BIOMECHANICAL EXAM FOR LE ORTHOSES - LAB

Each lab group needs:
Upon completion of this lab, students can:

Determining Subtalar Joint Neutral (Prone Examination)

The STJ is neutral when it is neither pronated or supinated. The neutral position is defined operationally in at least two ways.

Let ankle and foot hang over end of table. Place the calcaneus in the frontal plane by positioning the opposite hip in flexion, abduction and external rotation.

  1. Measuring Subtalar Joint Range of Motion

    With a skin pencil, draw a line that bisects the middle third of the calcaneus.

    Draw another line that bisects the distal third of the leg.

    Place one arm of a goniometer along either of these lines, keeping the goniometer's axis between the malleoli in the frontal plane.

    "Lock the forefoot" by grasping the fourth and fifh metatarsal heads and moving them dorsally.
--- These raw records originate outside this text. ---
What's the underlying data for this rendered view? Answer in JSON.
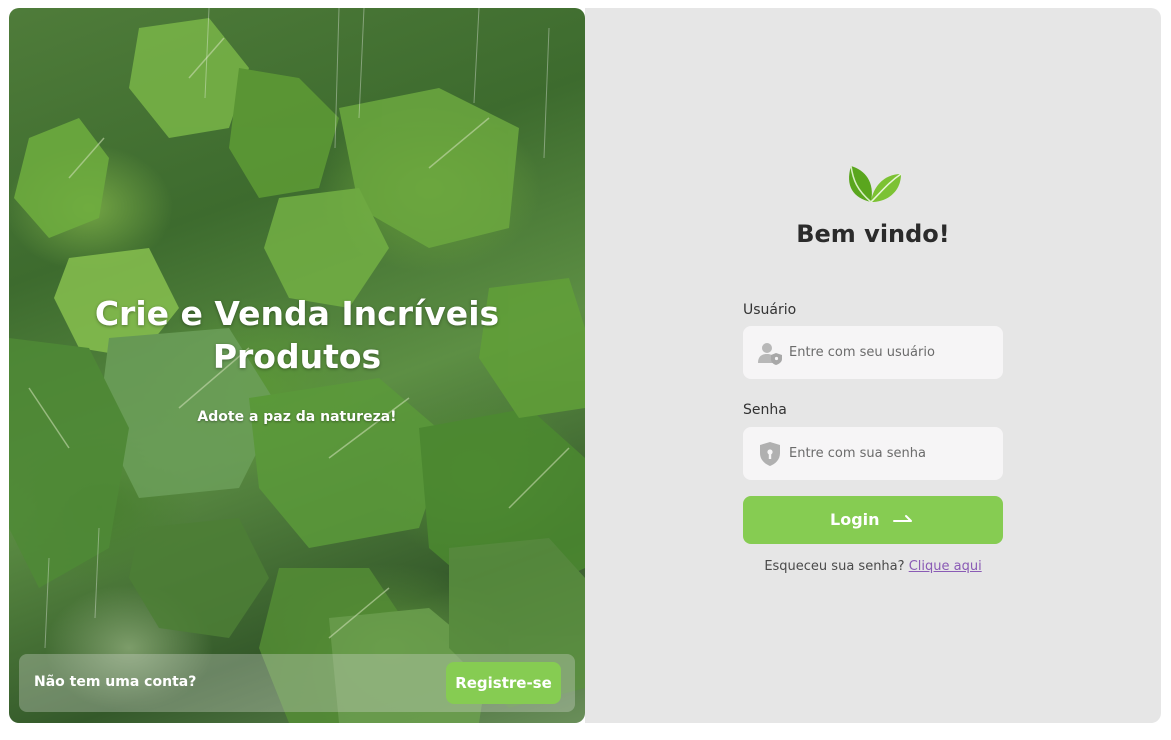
{
  "hero": {
    "title_line1": "Crie e Venda Incríveis",
    "title_line2": "Produtos",
    "subtitle": "Adote a paz da natureza!",
    "signup_prompt": "Não tem uma conta?",
    "signup_button": "Registre-se",
    "image_icon": "rain-leaves-photo"
  },
  "login": {
    "logo_icon": "leaf-logo-icon",
    "welcome": "Bem vindo!",
    "username": {
      "label": "Usuário",
      "placeholder": "Entre com seu usuário",
      "value": "",
      "icon": "user-shield-icon"
    },
    "password": {
      "label": "Senha",
      "placeholder": "Entre com sua senha",
      "value": "",
      "icon": "shield-lock-icon"
    },
    "button_label": "Login",
    "button_icon": "arrow-right-icon",
    "forgot_text": "Esqueceu sua senha?",
    "forgot_link": "Clique aqui"
  },
  "colors": {
    "accent_green": "#86cc52",
    "panel_bg": "#e6e6e6",
    "field_bg": "#f6f5f6",
    "link_purple": "#8a5bb5"
  }
}
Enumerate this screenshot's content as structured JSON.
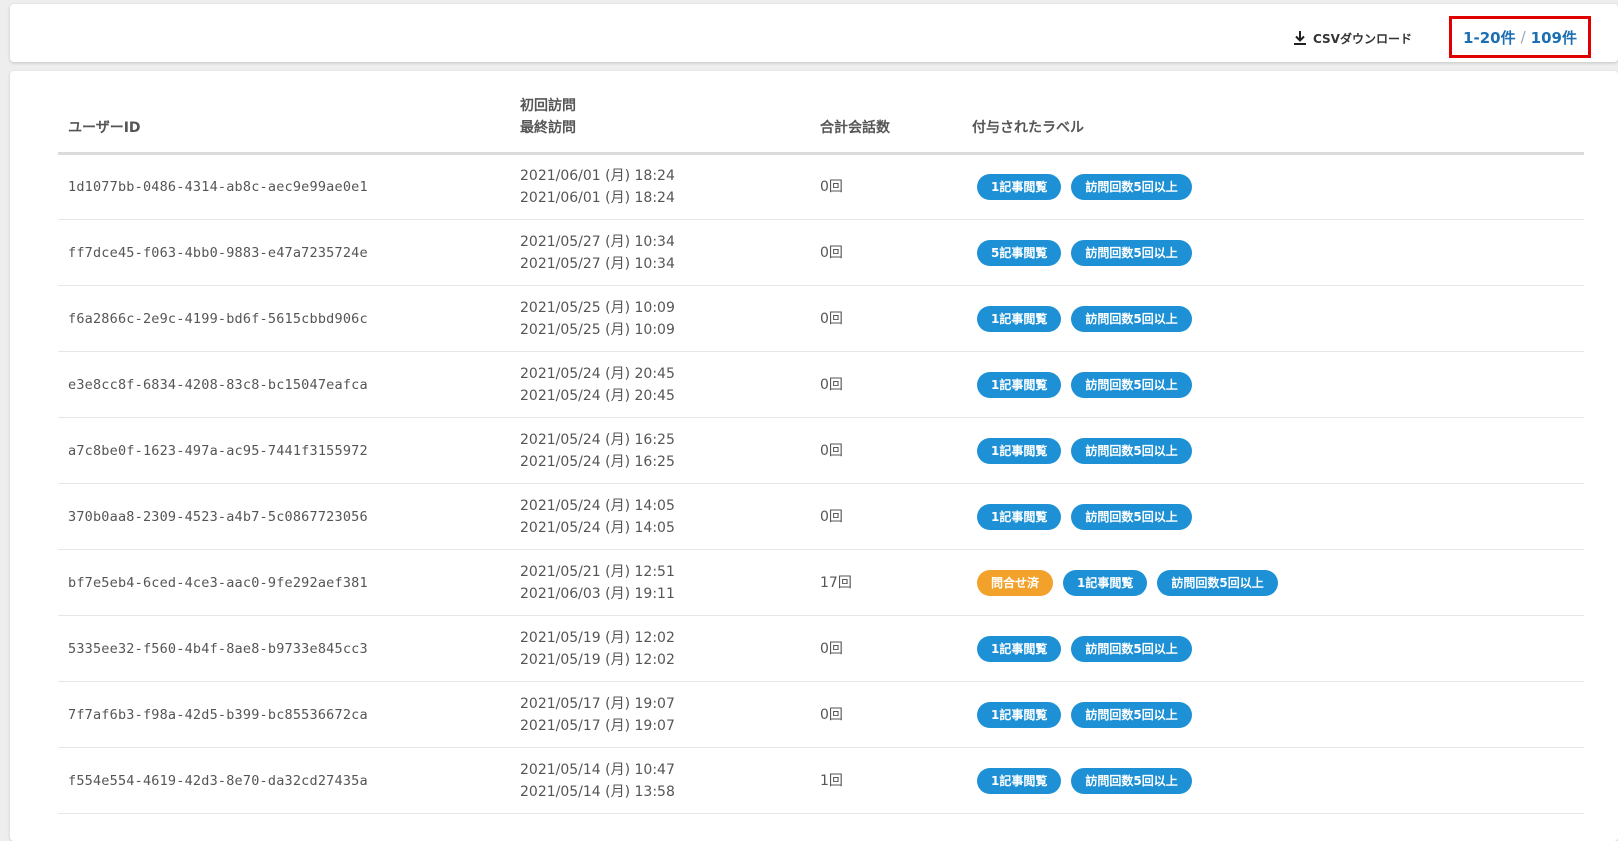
{
  "toolbar": {
    "csv_label": "CSVダウンロード",
    "download_icon": "download-icon",
    "range": "1-20件",
    "separator": "/",
    "total": "109件",
    "highlight_color": "#e10000",
    "link_color": "#1c6fb3"
  },
  "table": {
    "headers": {
      "user_id": "ユーザーID",
      "first_visit": "初回訪問",
      "last_visit": "最終訪問",
      "total_conversations": "合計会話数",
      "labels": "付与されたラベル"
    },
    "label_colors": {
      "blue": "#1e91d6",
      "orange": "#f2a12a"
    },
    "rows": [
      {
        "user_id": "1d1077bb-0486-4314-ab8c-aec9e99ae0e1",
        "first": "2021/06/01 (月) 18:24",
        "last": "2021/06/01 (月) 18:24",
        "count": "0回",
        "labels": [
          {
            "text": "1記事閲覧",
            "color": "blue"
          },
          {
            "text": "訪問回数5回以上",
            "color": "blue"
          }
        ]
      },
      {
        "user_id": "ff7dce45-f063-4bb0-9883-e47a7235724e",
        "first": "2021/05/27 (月) 10:34",
        "last": "2021/05/27 (月) 10:34",
        "count": "0回",
        "labels": [
          {
            "text": "5記事閲覧",
            "color": "blue"
          },
          {
            "text": "訪問回数5回以上",
            "color": "blue"
          }
        ]
      },
      {
        "user_id": "f6a2866c-2e9c-4199-bd6f-5615cbbd906c",
        "first": "2021/05/25 (月) 10:09",
        "last": "2021/05/25 (月) 10:09",
        "count": "0回",
        "labels": [
          {
            "text": "1記事閲覧",
            "color": "blue"
          },
          {
            "text": "訪問回数5回以上",
            "color": "blue"
          }
        ]
      },
      {
        "user_id": "e3e8cc8f-6834-4208-83c8-bc15047eafca",
        "first": "2021/05/24 (月) 20:45",
        "last": "2021/05/24 (月) 20:45",
        "count": "0回",
        "labels": [
          {
            "text": "1記事閲覧",
            "color": "blue"
          },
          {
            "text": "訪問回数5回以上",
            "color": "blue"
          }
        ]
      },
      {
        "user_id": "a7c8be0f-1623-497a-ac95-7441f3155972",
        "first": "2021/05/24 (月) 16:25",
        "last": "2021/05/24 (月) 16:25",
        "count": "0回",
        "labels": [
          {
            "text": "1記事閲覧",
            "color": "blue"
          },
          {
            "text": "訪問回数5回以上",
            "color": "blue"
          }
        ]
      },
      {
        "user_id": "370b0aa8-2309-4523-a4b7-5c0867723056",
        "first": "2021/05/24 (月) 14:05",
        "last": "2021/05/24 (月) 14:05",
        "count": "0回",
        "labels": [
          {
            "text": "1記事閲覧",
            "color": "blue"
          },
          {
            "text": "訪問回数5回以上",
            "color": "blue"
          }
        ]
      },
      {
        "user_id": "bf7e5eb4-6ced-4ce3-aac0-9fe292aef381",
        "first": "2021/05/21 (月) 12:51",
        "last": "2021/06/03 (月) 19:11",
        "count": "17回",
        "labels": [
          {
            "text": "問合せ済",
            "color": "orange"
          },
          {
            "text": "1記事閲覧",
            "color": "blue"
          },
          {
            "text": "訪問回数5回以上",
            "color": "blue"
          }
        ]
      },
      {
        "user_id": "5335ee32-f560-4b4f-8ae8-b9733e845cc3",
        "first": "2021/05/19 (月) 12:02",
        "last": "2021/05/19 (月) 12:02",
        "count": "0回",
        "labels": [
          {
            "text": "1記事閲覧",
            "color": "blue"
          },
          {
            "text": "訪問回数5回以上",
            "color": "blue"
          }
        ]
      },
      {
        "user_id": "7f7af6b3-f98a-42d5-b399-bc85536672ca",
        "first": "2021/05/17 (月) 19:07",
        "last": "2021/05/17 (月) 19:07",
        "count": "0回",
        "labels": [
          {
            "text": "1記事閲覧",
            "color": "blue"
          },
          {
            "text": "訪問回数5回以上",
            "color": "blue"
          }
        ]
      },
      {
        "user_id": "f554e554-4619-42d3-8e70-da32cd27435a",
        "first": "2021/05/14 (月) 10:47",
        "last": "2021/05/14 (月) 13:58",
        "count": "1回",
        "labels": [
          {
            "text": "1記事閲覧",
            "color": "blue"
          },
          {
            "text": "訪問回数5回以上",
            "color": "blue"
          }
        ]
      }
    ]
  }
}
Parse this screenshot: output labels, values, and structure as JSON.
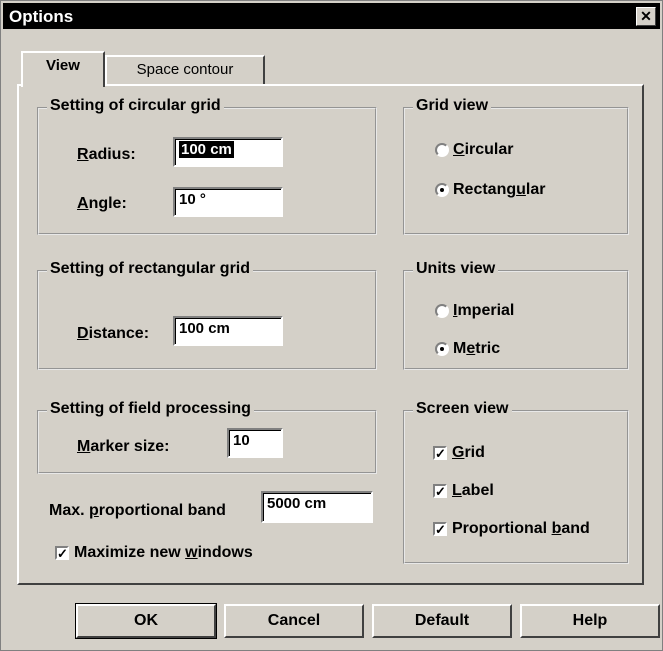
{
  "window": {
    "title": "Options",
    "close_glyph": "✕"
  },
  "tabs": [
    {
      "label": "View",
      "active": true
    },
    {
      "label": "Space contour",
      "active": false
    }
  ],
  "circular_grid": {
    "title": "Setting of circular grid",
    "radius_label_u": "R",
    "radius_label_rest": "adius:",
    "radius_value": "100 cm",
    "angle_label_u": "A",
    "angle_label_rest": "ngle:",
    "angle_value": "10 °"
  },
  "grid_view": {
    "title": "Grid view",
    "circular_u": "C",
    "circular_rest": "ircular",
    "rect_pre": "Rectang",
    "rect_u": "u",
    "rect_post": "lar",
    "selected": "Rectangular"
  },
  "rect_grid": {
    "title": "Setting of rectangular grid",
    "distance_label_u": "D",
    "distance_label_rest": "istance:",
    "distance_value": "100 cm"
  },
  "units_view": {
    "title": "Units view",
    "imperial_u": "I",
    "imperial_rest": "mperial",
    "metric_pre": "M",
    "metric_u": "e",
    "metric_post": "tric",
    "selected": "Metric"
  },
  "field_processing": {
    "title": "Setting of field processing",
    "marker_label_u": "M",
    "marker_label_rest": "arker size:",
    "marker_value": "10"
  },
  "screen_view": {
    "title": "Screen view",
    "grid_u": "G",
    "grid_rest": "rid",
    "grid_checked": true,
    "label_u": "L",
    "label_rest": "abel",
    "label_checked": true,
    "band_pre": "Proportional ",
    "band_u": "b",
    "band_post": "and",
    "band_checked": true
  },
  "prop_band": {
    "label_pre": "Max. ",
    "label_u": "p",
    "label_post": "roportional band",
    "value": "5000 cm"
  },
  "maximize": {
    "label_pre": "Maximize new ",
    "label_u": "w",
    "label_post": "indows",
    "checked": true
  },
  "buttons": {
    "ok": "OK",
    "cancel": "Cancel",
    "default": "Default",
    "help": "Help"
  },
  "check_glyph": "✓"
}
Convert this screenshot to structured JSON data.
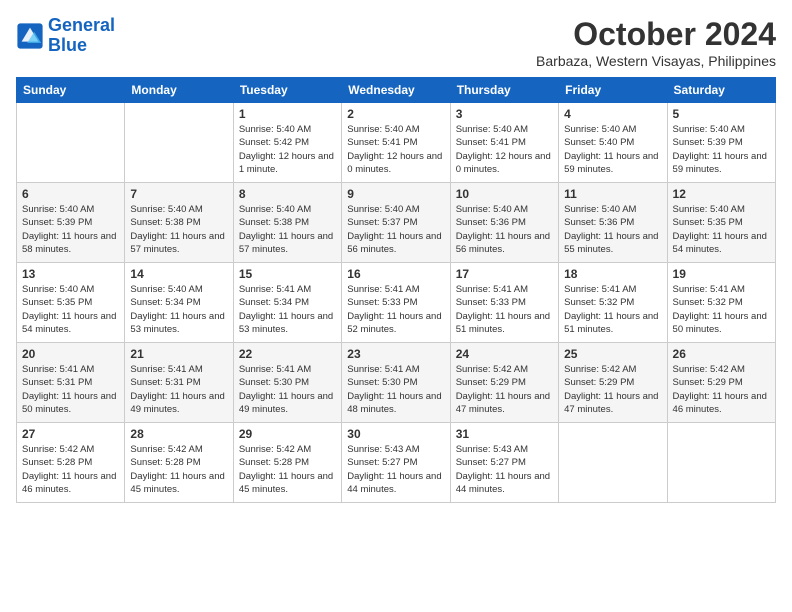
{
  "header": {
    "logo_line1": "General",
    "logo_line2": "Blue",
    "month": "October 2024",
    "location": "Barbaza, Western Visayas, Philippines"
  },
  "weekdays": [
    "Sunday",
    "Monday",
    "Tuesday",
    "Wednesday",
    "Thursday",
    "Friday",
    "Saturday"
  ],
  "weeks": [
    [
      {
        "day": "",
        "sunrise": "",
        "sunset": "",
        "daylight": ""
      },
      {
        "day": "",
        "sunrise": "",
        "sunset": "",
        "daylight": ""
      },
      {
        "day": "1",
        "sunrise": "Sunrise: 5:40 AM",
        "sunset": "Sunset: 5:42 PM",
        "daylight": "Daylight: 12 hours and 1 minute."
      },
      {
        "day": "2",
        "sunrise": "Sunrise: 5:40 AM",
        "sunset": "Sunset: 5:41 PM",
        "daylight": "Daylight: 12 hours and 0 minutes."
      },
      {
        "day": "3",
        "sunrise": "Sunrise: 5:40 AM",
        "sunset": "Sunset: 5:41 PM",
        "daylight": "Daylight: 12 hours and 0 minutes."
      },
      {
        "day": "4",
        "sunrise": "Sunrise: 5:40 AM",
        "sunset": "Sunset: 5:40 PM",
        "daylight": "Daylight: 11 hours and 59 minutes."
      },
      {
        "day": "5",
        "sunrise": "Sunrise: 5:40 AM",
        "sunset": "Sunset: 5:39 PM",
        "daylight": "Daylight: 11 hours and 59 minutes."
      }
    ],
    [
      {
        "day": "6",
        "sunrise": "Sunrise: 5:40 AM",
        "sunset": "Sunset: 5:39 PM",
        "daylight": "Daylight: 11 hours and 58 minutes."
      },
      {
        "day": "7",
        "sunrise": "Sunrise: 5:40 AM",
        "sunset": "Sunset: 5:38 PM",
        "daylight": "Daylight: 11 hours and 57 minutes."
      },
      {
        "day": "8",
        "sunrise": "Sunrise: 5:40 AM",
        "sunset": "Sunset: 5:38 PM",
        "daylight": "Daylight: 11 hours and 57 minutes."
      },
      {
        "day": "9",
        "sunrise": "Sunrise: 5:40 AM",
        "sunset": "Sunset: 5:37 PM",
        "daylight": "Daylight: 11 hours and 56 minutes."
      },
      {
        "day": "10",
        "sunrise": "Sunrise: 5:40 AM",
        "sunset": "Sunset: 5:36 PM",
        "daylight": "Daylight: 11 hours and 56 minutes."
      },
      {
        "day": "11",
        "sunrise": "Sunrise: 5:40 AM",
        "sunset": "Sunset: 5:36 PM",
        "daylight": "Daylight: 11 hours and 55 minutes."
      },
      {
        "day": "12",
        "sunrise": "Sunrise: 5:40 AM",
        "sunset": "Sunset: 5:35 PM",
        "daylight": "Daylight: 11 hours and 54 minutes."
      }
    ],
    [
      {
        "day": "13",
        "sunrise": "Sunrise: 5:40 AM",
        "sunset": "Sunset: 5:35 PM",
        "daylight": "Daylight: 11 hours and 54 minutes."
      },
      {
        "day": "14",
        "sunrise": "Sunrise: 5:40 AM",
        "sunset": "Sunset: 5:34 PM",
        "daylight": "Daylight: 11 hours and 53 minutes."
      },
      {
        "day": "15",
        "sunrise": "Sunrise: 5:41 AM",
        "sunset": "Sunset: 5:34 PM",
        "daylight": "Daylight: 11 hours and 53 minutes."
      },
      {
        "day": "16",
        "sunrise": "Sunrise: 5:41 AM",
        "sunset": "Sunset: 5:33 PM",
        "daylight": "Daylight: 11 hours and 52 minutes."
      },
      {
        "day": "17",
        "sunrise": "Sunrise: 5:41 AM",
        "sunset": "Sunset: 5:33 PM",
        "daylight": "Daylight: 11 hours and 51 minutes."
      },
      {
        "day": "18",
        "sunrise": "Sunrise: 5:41 AM",
        "sunset": "Sunset: 5:32 PM",
        "daylight": "Daylight: 11 hours and 51 minutes."
      },
      {
        "day": "19",
        "sunrise": "Sunrise: 5:41 AM",
        "sunset": "Sunset: 5:32 PM",
        "daylight": "Daylight: 11 hours and 50 minutes."
      }
    ],
    [
      {
        "day": "20",
        "sunrise": "Sunrise: 5:41 AM",
        "sunset": "Sunset: 5:31 PM",
        "daylight": "Daylight: 11 hours and 50 minutes."
      },
      {
        "day": "21",
        "sunrise": "Sunrise: 5:41 AM",
        "sunset": "Sunset: 5:31 PM",
        "daylight": "Daylight: 11 hours and 49 minutes."
      },
      {
        "day": "22",
        "sunrise": "Sunrise: 5:41 AM",
        "sunset": "Sunset: 5:30 PM",
        "daylight": "Daylight: 11 hours and 49 minutes."
      },
      {
        "day": "23",
        "sunrise": "Sunrise: 5:41 AM",
        "sunset": "Sunset: 5:30 PM",
        "daylight": "Daylight: 11 hours and 48 minutes."
      },
      {
        "day": "24",
        "sunrise": "Sunrise: 5:42 AM",
        "sunset": "Sunset: 5:29 PM",
        "daylight": "Daylight: 11 hours and 47 minutes."
      },
      {
        "day": "25",
        "sunrise": "Sunrise: 5:42 AM",
        "sunset": "Sunset: 5:29 PM",
        "daylight": "Daylight: 11 hours and 47 minutes."
      },
      {
        "day": "26",
        "sunrise": "Sunrise: 5:42 AM",
        "sunset": "Sunset: 5:29 PM",
        "daylight": "Daylight: 11 hours and 46 minutes."
      }
    ],
    [
      {
        "day": "27",
        "sunrise": "Sunrise: 5:42 AM",
        "sunset": "Sunset: 5:28 PM",
        "daylight": "Daylight: 11 hours and 46 minutes."
      },
      {
        "day": "28",
        "sunrise": "Sunrise: 5:42 AM",
        "sunset": "Sunset: 5:28 PM",
        "daylight": "Daylight: 11 hours and 45 minutes."
      },
      {
        "day": "29",
        "sunrise": "Sunrise: 5:42 AM",
        "sunset": "Sunset: 5:28 PM",
        "daylight": "Daylight: 11 hours and 45 minutes."
      },
      {
        "day": "30",
        "sunrise": "Sunrise: 5:43 AM",
        "sunset": "Sunset: 5:27 PM",
        "daylight": "Daylight: 11 hours and 44 minutes."
      },
      {
        "day": "31",
        "sunrise": "Sunrise: 5:43 AM",
        "sunset": "Sunset: 5:27 PM",
        "daylight": "Daylight: 11 hours and 44 minutes."
      },
      {
        "day": "",
        "sunrise": "",
        "sunset": "",
        "daylight": ""
      },
      {
        "day": "",
        "sunrise": "",
        "sunset": "",
        "daylight": ""
      }
    ]
  ]
}
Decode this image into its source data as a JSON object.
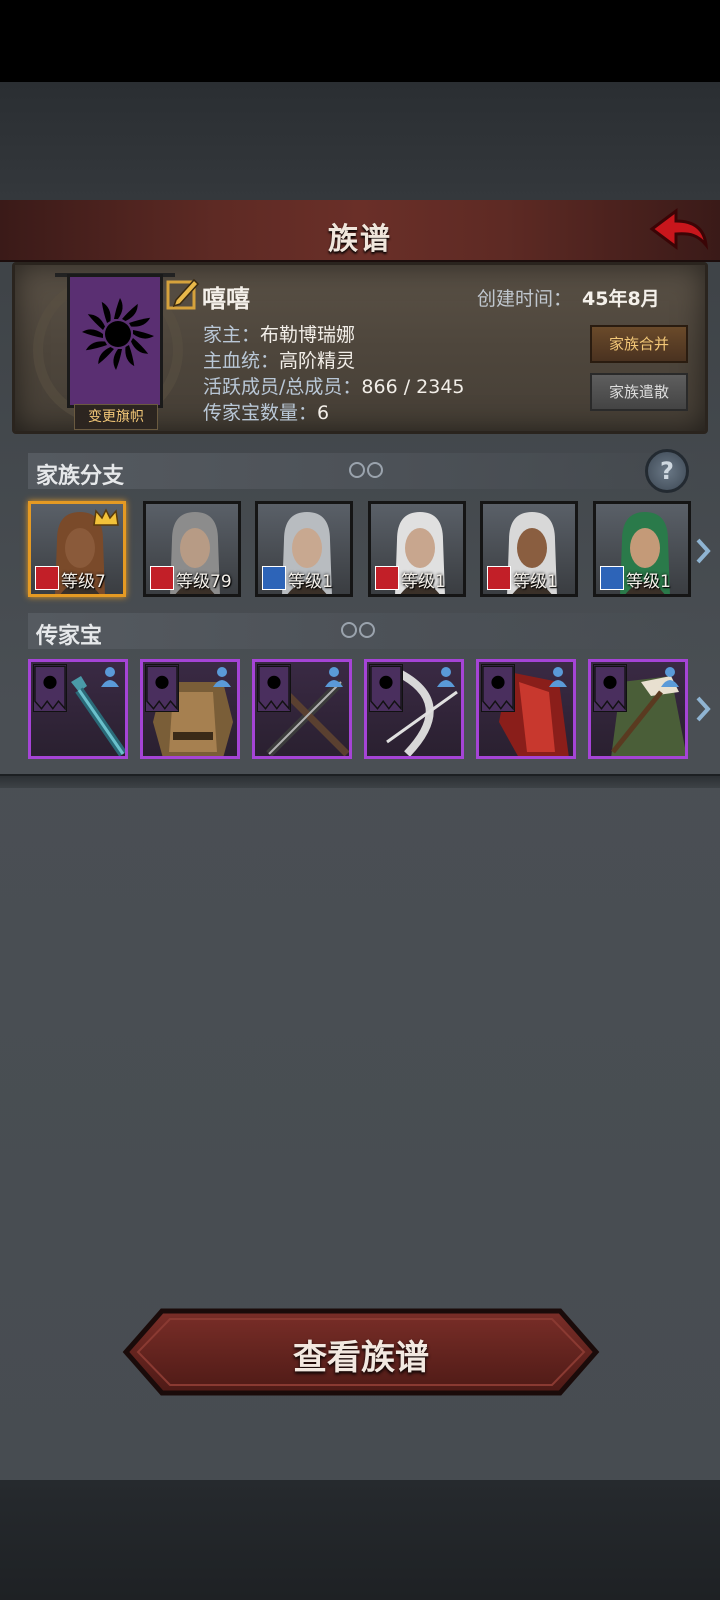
{
  "header": {
    "title": "族谱"
  },
  "family": {
    "name": "嘻嘻",
    "create_label": "创建时间：",
    "create_value": "45年8月",
    "change_flag_label": "变更旗帜",
    "info": [
      {
        "label": "家主：",
        "value": "布勒博瑞娜"
      },
      {
        "label": "主血统：",
        "value": "高阶精灵"
      },
      {
        "label": "活跃成员/总成员：",
        "value": "866 / 2345"
      },
      {
        "label": "传家宝数量：",
        "value": "6"
      }
    ],
    "merge_label": "家族合并",
    "disband_label": "家族遣散"
  },
  "branches": {
    "title": "家族分支",
    "members": [
      {
        "level": "等级7",
        "badge": "wolf-icon",
        "color": "#c21f28",
        "selected": true
      },
      {
        "level": "等级79",
        "badge": "wolf-icon",
        "color": "#c21f28"
      },
      {
        "level": "等级1",
        "badge": "sword-icon",
        "color": "#2d64b8"
      },
      {
        "level": "等级1",
        "badge": "wolf-icon",
        "color": "#c21f28"
      },
      {
        "level": "等级1",
        "badge": "wolf-icon",
        "color": "#c21f28"
      },
      {
        "level": "等级1",
        "badge": "sword-icon",
        "color": "#2d64b8"
      }
    ]
  },
  "heirlooms": {
    "title": "传家宝",
    "items": [
      {
        "name": "mace-icon"
      },
      {
        "name": "armor-icon"
      },
      {
        "name": "crossed-blades-icon"
      },
      {
        "name": "bow-icon"
      },
      {
        "name": "red-cloak-icon"
      },
      {
        "name": "green-coat-icon"
      }
    ],
    "rarity_color": "#a544d6"
  },
  "main_button": {
    "label": "查看族谱"
  }
}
Maximally supinate the subtalar joint, realign the goniometer's calcaneal arm, and read the degrees of inversion.

    Maximally pronate, realign goniometer, and read degrees of eversion.

  2. Finding Subtalar Joint Neutral

    • Qualitative Method

      Palpate medial and lateral aspects of the head of talus.
      Rotate rearfoot in frontal plane relative to leg.
      Identify position where talar head protrudes equally on medial and lateral sides.

    • Quantitative Method

      Measure total inversion/eversion range of motion.
      Invert rearfoot one-third of the total inversion/eversion ROM from maximal eversion.

    • Assessing Forefoot to Rearfoot Orientation

      Follow qualitative method to find STJ neutral.
      Grasp fourth and fifth metatarsal heads and gently dorsiflex the forefoot so you can see its relationship to the rearfoot.

    • Assessing Ankle (Talocrural) Dorsiflexion with Knee Extended

      Follow qualitative method to find STJ neutral.
      Passively dorsiflex foot while maintaining STJ neutral.
      Measure degree of PROM in ankle dorsiflexion.


Intrinsic Foot Deformities

The figures illustrate four common structural variations in subtalar and foot anatomy. These structural variations result in predictable compensations. The compensations may lead to pain and dysfunction. In each case, an orthosis can support the deformity and eliminate the need for compensation (Tiberio, 1988).

Rearfoot varus

In uncompensated rearfoot varus (A), calcaneus (and forefoot) are inverted when the subtalar joint is neutral.

The person compensates (B) by pronating STJ to allow medial heel to touch the ground.

The compensation results in excessive pronation during loading response. The natural return to subtalar neutral during midstance and terminal stance is delayed.

The therapist can eliminate the need for compensation by supporting the deformity using an orthosis with a medial heel wedge.

Forefoot varus

When the subtalar joint is neutral (A), the plane of metatarsal heads is inverted in relation to the rearfoot plane.

The person compensates (B) by pronating the STJ to allow the first metatarsal to contact the ground.

The compensation results in excessive pronation during midstance, when the forefoot needs to contact the floor. This late stance pronation prevents the foot from moving to its more stable and supinated posture for pushoff. The therapist can eliminate the need for compensation by using an orthosis with a medial forefoot wedge.

Forefoot valgus

When the STJ is in neutral (A), the plane of metatarsal heads is everted in relation to the rearfoot plane.

The person compensates (B) by supinating the STJ during midstance then pronating during terminal stance.

This compensation renders the foot unstable during preswing and push-off and, over time, produces joint laxity and pain. The therapist can eliminate the need for compensation by using an orthosis with a lateral forefoot wedge.

Ankle Joint Equinus

If a person's ankle lacks normal dorsiflexion PROM when the STJ is in neutral, the person compensates by pronating the STJ during midstance and terminal stance.

This compensation provides functional dorsiflexion, but at the cost of rendering the foot mobile during push-off.

The therapist instructs the person in stretching exercises to increase isolated ankle PROM.


Resources: Michaud, T.C. (1997). The forefoot varus deformity: 9 or 90 percent prevalence? Biomechanics. [On-line]. Available: http://www.biomech.com/db_area/archives/1997/9705custom.bio.html.

Pribut, S. (1998). Biomechanics of foot and leg problems. Dr. Stephen M. Pribut's Sport Page [On-line]. Available: www.clark.net/pub/pribut/spgait.html

Tiberio, D. (1988). Pathomechanics of structural foot deformities. Physical Therapy, 68, 1840-1849.